Holistic detection (tracking face, eye and hand) with an excel output
- detect the face, eye, posture and hands using mediapipe holisitic
- capture and save all the static picture with trackings frame-by-frame
- export an csv file with all the x, y, z coordinate of each region frame-by-frame
- face_eye_hand_detection_excel.py --> The main python script
- Yourvideo.csv --> An example of the export csv file
Before running the script
- Anaconda prompt
- conda create -n mediapipe python=3.8
- conda activate mediapipe
Install these dependencies (mediapipe, opencv, numpy, pandas):
pip install mediapipe
pip install opencv-python
pip install numpy
pip install pandas
python face_eye_hand_detection_excle.py
note: this script can only run for one video. For more videos, it should be written in loop
VIDEO_PATH = "Yourvideo.mp4" change video name in the current path
path_image = "Yourvideo" create a folder to put the ouput images in the current patch
outputfile_csv = "Yourvideo.csv" create a csv file to store the ouptut values
- A screenshot of the static picture with face, eye and hand tracking
- On the left top corner, it shows the fps of current frame
- If anything covers the face, the estimate tracking of the face and eye might not be that accurate
- x and y: Landmark coordinates normalized to [0.0, 1.0] by the image width and height respectively.

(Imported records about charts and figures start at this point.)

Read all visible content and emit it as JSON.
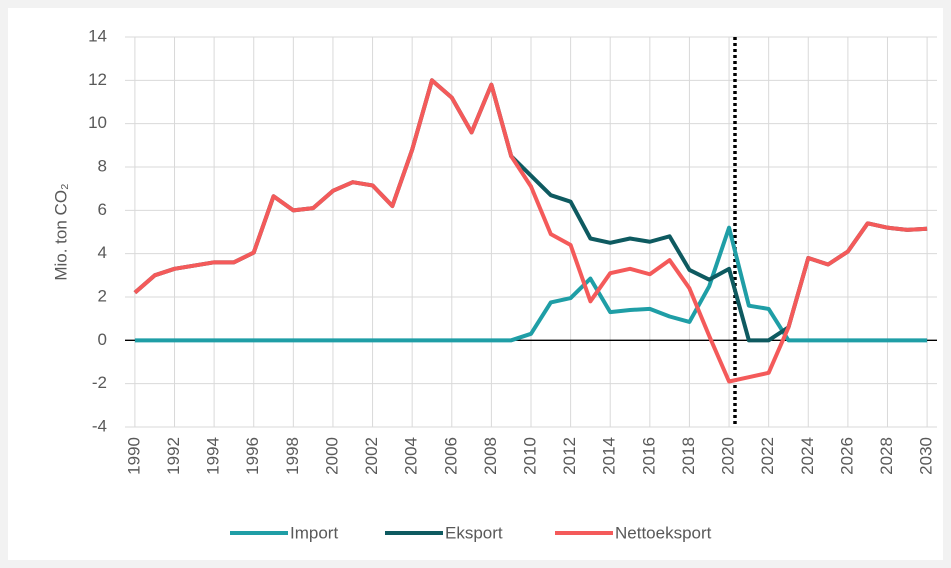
{
  "chart_data": {
    "type": "line",
    "x": [
      1990,
      1991,
      1992,
      1993,
      1994,
      1995,
      1996,
      1997,
      1998,
      1999,
      2000,
      2001,
      2002,
      2003,
      2004,
      2005,
      2006,
      2007,
      2008,
      2009,
      2010,
      2011,
      2012,
      2013,
      2014,
      2015,
      2016,
      2017,
      2018,
      2019,
      2020,
      2021,
      2022,
      2023,
      2024,
      2025,
      2026,
      2027,
      2028,
      2029,
      2030
    ],
    "y_label": "Mio. ton CO₂",
    "series": [
      {
        "name": "Import",
        "color": "#1f9ea6",
        "values": [
          0,
          0,
          0,
          0,
          0,
          0,
          0,
          0,
          0,
          0,
          0,
          0,
          0,
          0,
          0,
          0,
          0,
          0,
          0,
          0,
          0.3,
          1.75,
          1.95,
          2.85,
          1.3,
          1.4,
          1.45,
          1.1,
          0.85,
          2.5,
          5.2,
          1.6,
          1.45,
          0,
          0,
          0,
          0,
          0,
          0,
          0,
          0
        ]
      },
      {
        "name": "Eksport",
        "color": "#0e5a60",
        "values": [
          2.2,
          3.0,
          3.3,
          3.45,
          3.6,
          3.6,
          4.05,
          6.65,
          6.0,
          6.1,
          6.9,
          7.3,
          7.15,
          6.2,
          8.8,
          12.0,
          11.2,
          9.6,
          11.8,
          8.5,
          7.6,
          6.7,
          6.4,
          4.7,
          4.5,
          4.7,
          4.55,
          4.8,
          3.25,
          2.8,
          3.3,
          0,
          0,
          0.6,
          3.8,
          3.5,
          4.1,
          5.4,
          5.2,
          5.1,
          5.15
        ]
      },
      {
        "name": "Nettoeksport",
        "color": "#f45a5a",
        "values": [
          2.2,
          3.0,
          3.3,
          3.45,
          3.6,
          3.6,
          4.05,
          6.65,
          6.0,
          6.1,
          6.9,
          7.3,
          7.15,
          6.2,
          8.8,
          12.0,
          11.2,
          9.6,
          11.8,
          8.5,
          7.1,
          4.9,
          4.4,
          1.8,
          3.1,
          3.3,
          3.05,
          3.7,
          2.4,
          0.2,
          -1.9,
          -1.7,
          -1.5,
          0.6,
          3.8,
          3.5,
          4.1,
          5.4,
          5.2,
          5.1,
          5.15
        ]
      }
    ],
    "xlim": [
      1989.5,
      2030.5
    ],
    "xticks": [
      1990,
      1992,
      1994,
      1996,
      1998,
      2000,
      2002,
      2004,
      2006,
      2008,
      2010,
      2012,
      2014,
      2016,
      2018,
      2020,
      2022,
      2024,
      2026,
      2028,
      2030
    ],
    "ylim": [
      -4,
      14
    ],
    "yticks": [
      -4,
      -2,
      0,
      2,
      4,
      6,
      8,
      10,
      12,
      14
    ],
    "grid": true,
    "vertical_line": {
      "x": 2020.3,
      "style": "dotted"
    },
    "legend": "bottom"
  }
}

- z: Should be discarded as currently the model is not fully trained to predict depth, but this is something on the roadmap.
- visibility: A value in [0.0, 1.0] indicating the likelihood of the landmark being visible (present and not occluded) in the image.

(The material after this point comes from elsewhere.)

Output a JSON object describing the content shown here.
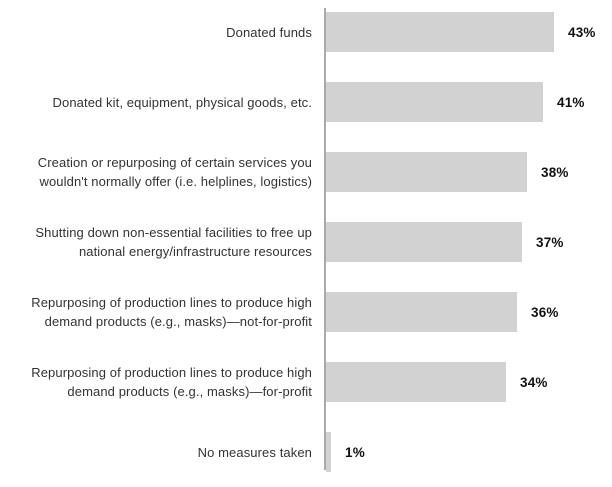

- A list of 468 face landmarks. Each landmark consists of x, y and z. x and y are normalized to [0.0, 1.0] by the image width and height respectively.

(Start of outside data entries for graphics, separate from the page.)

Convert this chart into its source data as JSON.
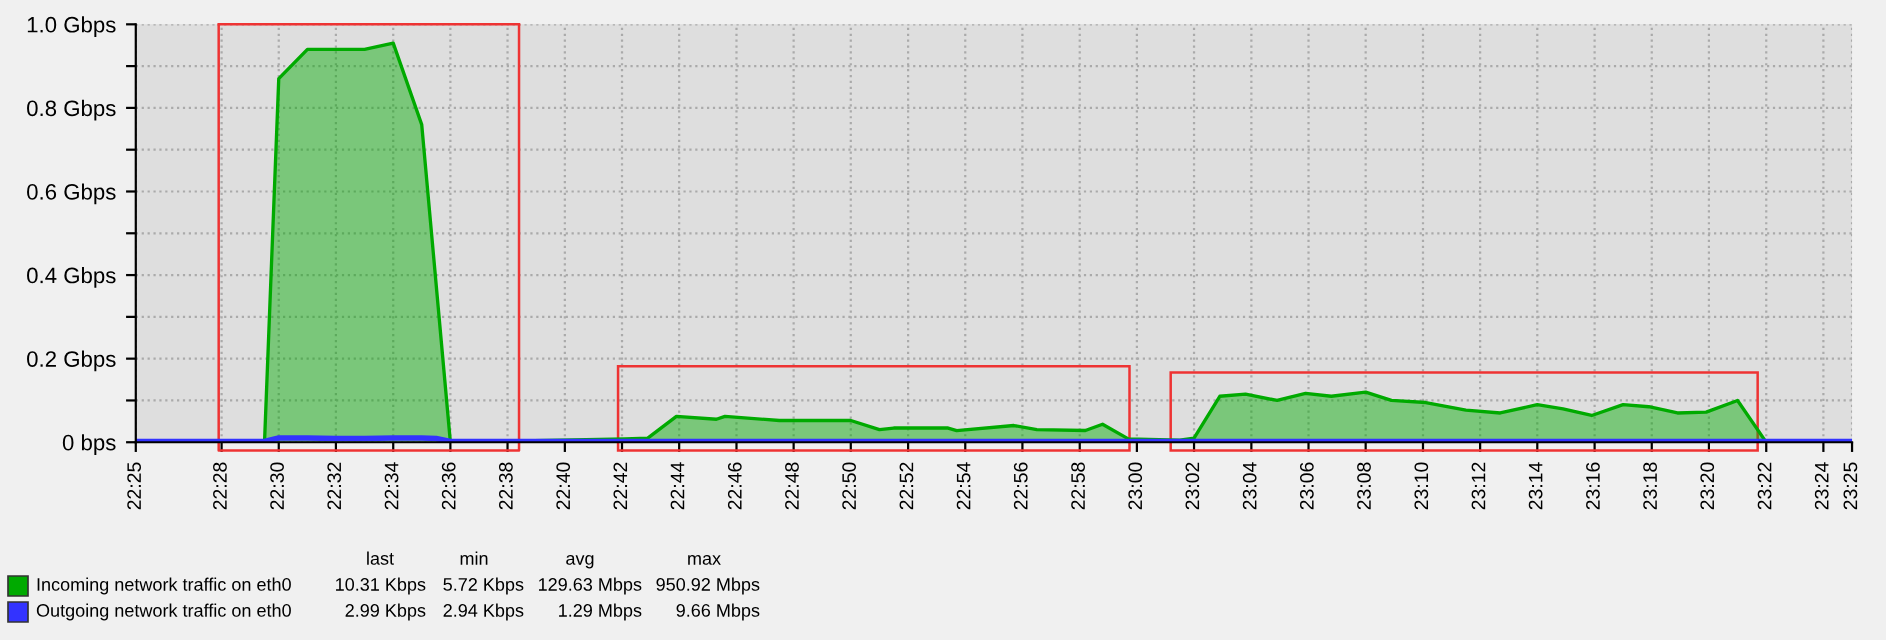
{
  "chart_data": {
    "type": "area",
    "xlim": [
      22.4167,
      23.4167
    ],
    "xticks": [
      {
        "value": 22.4167,
        "label": "22:25"
      },
      {
        "value": 22.4667,
        "label": "22:28"
      },
      {
        "value": 22.5,
        "label": "22:30"
      },
      {
        "value": 22.5333,
        "label": "22:32"
      },
      {
        "value": 22.5667,
        "label": "22:34"
      },
      {
        "value": 22.6,
        "label": "22:36"
      },
      {
        "value": 22.6333,
        "label": "22:38"
      },
      {
        "value": 22.6667,
        "label": "22:40"
      },
      {
        "value": 22.7,
        "label": "22:42"
      },
      {
        "value": 22.7333,
        "label": "22:44"
      },
      {
        "value": 22.7667,
        "label": "22:46"
      },
      {
        "value": 22.8,
        "label": "22:48"
      },
      {
        "value": 22.8333,
        "label": "22:50"
      },
      {
        "value": 22.8667,
        "label": "22:52"
      },
      {
        "value": 22.9,
        "label": "22:54"
      },
      {
        "value": 22.9333,
        "label": "22:56"
      },
      {
        "value": 22.9667,
        "label": "22:58"
      },
      {
        "value": 23.0,
        "label": "23:00"
      },
      {
        "value": 23.0333,
        "label": "23:02"
      },
      {
        "value": 23.0667,
        "label": "23:04"
      },
      {
        "value": 23.1,
        "label": "23:06"
      },
      {
        "value": 23.1333,
        "label": "23:08"
      },
      {
        "value": 23.1667,
        "label": "23:10"
      },
      {
        "value": 23.2,
        "label": "23:12"
      },
      {
        "value": 23.2333,
        "label": "23:14"
      },
      {
        "value": 23.2667,
        "label": "23:16"
      },
      {
        "value": 23.3,
        "label": "23:18"
      },
      {
        "value": 23.3333,
        "label": "23:20"
      },
      {
        "value": 23.3667,
        "label": "23:22"
      },
      {
        "value": 23.4,
        "label": "23:24"
      },
      {
        "value": 23.4167,
        "label": "23:25"
      }
    ],
    "ylim": [
      0,
      1.0
    ],
    "yticks": [
      {
        "value": 0,
        "label": "0 bps"
      },
      {
        "value": 0.1,
        "label": null
      },
      {
        "value": 0.2,
        "label": "0.2 Gbps"
      },
      {
        "value": 0.3,
        "label": null
      },
      {
        "value": 0.4,
        "label": "0.4 Gbps"
      },
      {
        "value": 0.5,
        "label": null
      },
      {
        "value": 0.6,
        "label": "0.6 Gbps"
      },
      {
        "value": 0.7,
        "label": null
      },
      {
        "value": 0.8,
        "label": "0.8 Gbps"
      },
      {
        "value": 0.9,
        "label": null
      },
      {
        "value": 1.0,
        "label": "1.0 Gbps"
      }
    ],
    "grid": true,
    "legend": "bottom left",
    "ref_lines": [
      {
        "axis": "x",
        "value": 22.465,
        "color": "#ee3333",
        "line_style": "solid"
      },
      {
        "axis": "x",
        "value": 22.64,
        "color": "#ee3333",
        "line_style": "solid"
      }
    ],
    "series": [
      {
        "name": "Incoming network traffic on eth0",
        "color": "#00aa00",
        "type": "area",
        "x": [
          22.4167,
          22.4667,
          22.4917,
          22.5,
          22.5167,
          22.5333,
          22.55,
          22.5667,
          22.5833,
          22.6,
          22.7017,
          22.715,
          22.7317,
          22.755,
          22.76,
          22.7917,
          22.8333,
          22.85,
          22.8583,
          22.89,
          22.895,
          22.9283,
          22.9417,
          22.97,
          22.98,
          22.995,
          23.025,
          23.0333,
          23.0483,
          23.0633,
          23.0817,
          23.0983,
          23.1133,
          23.1333,
          23.1483,
          23.1683,
          23.1917,
          23.2117,
          23.2333,
          23.2483,
          23.265,
          23.2833,
          23.2983,
          23.315,
          23.3317,
          23.35,
          23.3667
        ],
        "values": [
          0,
          0,
          0,
          0.87,
          0.94,
          0.94,
          0.94,
          0.955,
          0.76,
          0,
          0.008,
          0.01,
          0.062,
          0.055,
          0.062,
          0.052,
          0.052,
          0.03,
          0.034,
          0.034,
          0.028,
          0.04,
          0.03,
          0.028,
          0.043,
          0.008,
          0.005,
          0.01,
          0.11,
          0.115,
          0.1,
          0.117,
          0.11,
          0.12,
          0.1,
          0.095,
          0.077,
          0.07,
          0.09,
          0.08,
          0.064,
          0.09,
          0.085,
          0.07,
          0.072,
          0.1,
          0
        ]
      },
      {
        "name": "Outgoing network traffic on eth0",
        "color": "#3333ff",
        "type": "line",
        "x": [
          22.4167,
          22.4917,
          22.5,
          22.5167,
          22.5333,
          22.55,
          22.5667,
          22.5833,
          22.5917,
          22.6,
          23.4167
        ],
        "values": [
          0.002,
          0.002,
          0.01,
          0.01,
          0.009,
          0.009,
          0.01,
          0.01,
          0.009,
          0.002,
          0.002
        ]
      }
    ],
    "annotations": [
      "last",
      "min",
      "avg",
      "max",
      "10.31 Kbps",
      "5.72 Kbps",
      "129.63 Mbps",
      "950.92 Mbps",
      "2.99 Kbps",
      "2.94 Kbps",
      "1.29 Mbps",
      "9.66 Mbps"
    ]
  }
}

- z represents the landmark depth with the depth at center of the head being the origin, and the smaller the value the closer the landmark is to the camera. The magnitude of z uses roughly the same scale as x.
- A list of 21 hand landmarks on the left hand. Each landmark consists of x, y and z. x and y are normalized to [0.0, 1.0] by the image width and height respectively.
- z represents the landmark depth with the depth at the wrist being the origin, and the smaller the value the closer the landmark is to the camera. The magnitude of z uses roughly the same scale as x.